Lacenaire, Klavan says, was treading in the footsteps of the Marquis de Sade, whom he considers the only really self-consistent atheist philosopher. If there is no God, Sade reasoned, there is nothing in the world but power. Since one can’t be certain that other people even exist, and since one can’t feel anyone else’s pain, the only moral course is to increase one’s own personal power. Greater power gives one the scope to increase one’s pleasure, the only good we can know. One ought to do everything one can to increase one’s power, so one can force others to serve one’s pleasure. Any talk of love or compassion is unscientific sentiment, the excuse of the weak and cowardly.

Fyodor Dostoevsky recognized this logic – and rejected it. He had suffered imprisonment, had almost been executed, and had found God in suffering. So he wrote Crime and Punishment, one of the world’s great novels, based on Lacenaire’s crime, but refuting its logic.

But Friederich Nietzsche recognized the argument, too. And he agreed that God was dead – that we had killed God. Therefore, we now faced the terrible duty of becoming gods ourselves, so that we could forge a new, stronger morality.

Nietzsche despised antisemites. But his sister, who became his literary executor, was a violent hater of Jews. She worked to popularize her late brother’s writings among the rising Nazi Party.

And we know what fruit that bore.

That sequence is just part of the whole narrative of The Kingdom of Cain. The book is not only an essay on art, but a work of theodicy – an effort to explain how there can be evil if God is good. The answer to that, Klavan argues, will not be found in reason, but in art. Because art speaks in a more compelling language, offering not arguments, but a loving Face, for those with eyes to see.

Anyway, The Kingdom of Cain is a great book. It may prove a classic. It has my highest recommendation.

‘An Honest Man,’ by Michael Koryta

“The past wasn’t all a lie, and the future isn’t all hopeless,” he went on. “That’s the way people on that island feel now, like they’re in one camp or the other. Either everything was bad or everything will be bad, right?”

It’s pretty rare for me to embrace a book whose message I’m not sure I like. But such is the power of Michael Koryta’s An Honest Man. (I reviewed another book called An Honest Man the other day. This was the result of a confusion on my part, when I was attempting to buy this one.) It’s a beautiful book that will linger with the reader.

Israel Pike went to prison some years back for killing his own father in a fit of rage. Now he’s paroled and back in his home, the moribund community of Salvation Point Island off the Maine coast. He has almost no friends there, not even his uncle, the assistant sheriff, who in fact hates him and is trying to find an excuse to send him back to prison.

One morning Israel sees a yacht drifting offshore, and rows out to check on it. Inside he finds the bodies of seven men, all shot to death. Naturally, Israel’s uncle points to him as the most likely suspect, but he can’t pin it on him.

But there are things Israel isn’t telling the police.

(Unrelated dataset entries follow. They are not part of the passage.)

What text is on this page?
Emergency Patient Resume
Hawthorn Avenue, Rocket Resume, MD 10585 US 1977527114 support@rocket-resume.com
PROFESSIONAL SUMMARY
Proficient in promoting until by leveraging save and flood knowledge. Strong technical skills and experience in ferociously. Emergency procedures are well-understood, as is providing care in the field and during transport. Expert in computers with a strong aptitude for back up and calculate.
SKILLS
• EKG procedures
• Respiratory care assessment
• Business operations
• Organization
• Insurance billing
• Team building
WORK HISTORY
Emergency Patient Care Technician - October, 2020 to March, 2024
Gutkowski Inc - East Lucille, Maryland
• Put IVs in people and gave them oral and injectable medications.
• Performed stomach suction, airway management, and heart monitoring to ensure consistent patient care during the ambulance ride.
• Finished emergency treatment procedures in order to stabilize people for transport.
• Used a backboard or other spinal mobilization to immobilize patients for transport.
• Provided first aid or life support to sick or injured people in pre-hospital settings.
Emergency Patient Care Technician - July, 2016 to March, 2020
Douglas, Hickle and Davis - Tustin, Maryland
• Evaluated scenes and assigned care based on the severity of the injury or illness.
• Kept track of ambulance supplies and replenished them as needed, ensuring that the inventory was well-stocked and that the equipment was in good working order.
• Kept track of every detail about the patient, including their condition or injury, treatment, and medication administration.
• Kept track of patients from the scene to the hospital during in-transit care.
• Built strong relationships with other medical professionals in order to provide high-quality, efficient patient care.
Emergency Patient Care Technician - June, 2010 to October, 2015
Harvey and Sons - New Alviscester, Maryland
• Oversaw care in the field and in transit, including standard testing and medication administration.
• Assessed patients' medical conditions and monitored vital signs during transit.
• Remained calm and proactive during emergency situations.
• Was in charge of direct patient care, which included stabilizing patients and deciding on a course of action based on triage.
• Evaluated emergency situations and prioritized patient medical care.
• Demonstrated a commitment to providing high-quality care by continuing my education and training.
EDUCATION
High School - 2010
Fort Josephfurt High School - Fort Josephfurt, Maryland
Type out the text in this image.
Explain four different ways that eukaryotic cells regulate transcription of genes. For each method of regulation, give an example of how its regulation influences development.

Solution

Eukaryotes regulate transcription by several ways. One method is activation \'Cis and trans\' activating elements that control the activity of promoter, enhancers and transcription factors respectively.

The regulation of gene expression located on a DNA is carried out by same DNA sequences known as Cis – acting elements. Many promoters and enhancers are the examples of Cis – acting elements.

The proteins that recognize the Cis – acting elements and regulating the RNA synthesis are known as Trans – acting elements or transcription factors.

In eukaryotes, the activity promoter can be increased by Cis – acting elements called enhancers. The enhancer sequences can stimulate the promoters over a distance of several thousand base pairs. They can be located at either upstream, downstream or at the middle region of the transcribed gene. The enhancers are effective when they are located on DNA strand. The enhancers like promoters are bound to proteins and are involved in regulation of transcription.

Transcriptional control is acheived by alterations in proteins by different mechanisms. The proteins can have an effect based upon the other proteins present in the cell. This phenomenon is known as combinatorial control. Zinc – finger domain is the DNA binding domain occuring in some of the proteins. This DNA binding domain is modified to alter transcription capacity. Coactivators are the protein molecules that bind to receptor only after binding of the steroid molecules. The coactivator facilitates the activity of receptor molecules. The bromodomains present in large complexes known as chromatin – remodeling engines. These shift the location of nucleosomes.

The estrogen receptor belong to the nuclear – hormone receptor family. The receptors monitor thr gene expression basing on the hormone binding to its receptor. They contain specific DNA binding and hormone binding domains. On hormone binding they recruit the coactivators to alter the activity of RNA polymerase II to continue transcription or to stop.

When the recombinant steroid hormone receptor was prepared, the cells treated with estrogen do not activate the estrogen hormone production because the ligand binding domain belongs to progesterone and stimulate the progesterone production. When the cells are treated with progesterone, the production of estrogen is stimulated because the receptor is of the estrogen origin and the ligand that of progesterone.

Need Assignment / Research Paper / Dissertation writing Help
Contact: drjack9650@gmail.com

He has secrets, and he knows more than he’s telling. But then, the whole community is hiding its own wicked secrets.

Meanwhile, a young boy named Lyman Rankin is living on a smaller, nearby island with his alcoholic, abusive father. When Lyman discovers a wounded young woman hiding in an abandoned house nearby, he puts himself at risk to help her and keep her secret. A bond develops between the two, even as his father grows increasingly suspicious and brutal.

An Honest Man is not only an exciting and well-constructed thriller. It’s also a heartbreakingly beautiful story about truth and beauty. It moved me deeply.

It also troubled me. One theme of this story seemed to be that lying is not only permissible, but admirable, in the right situation. (I’d like to hear the author debate Jordan Peterson, who says lies invariably come back to bite you.)

On the other hand, another theme seems to be that big, widespread, agreed-upon lies are wicked and must be brought to light.

In any case, An Honest Man was an amazing book to read. I give it the highest recommendation. Cautions for all you’d expect.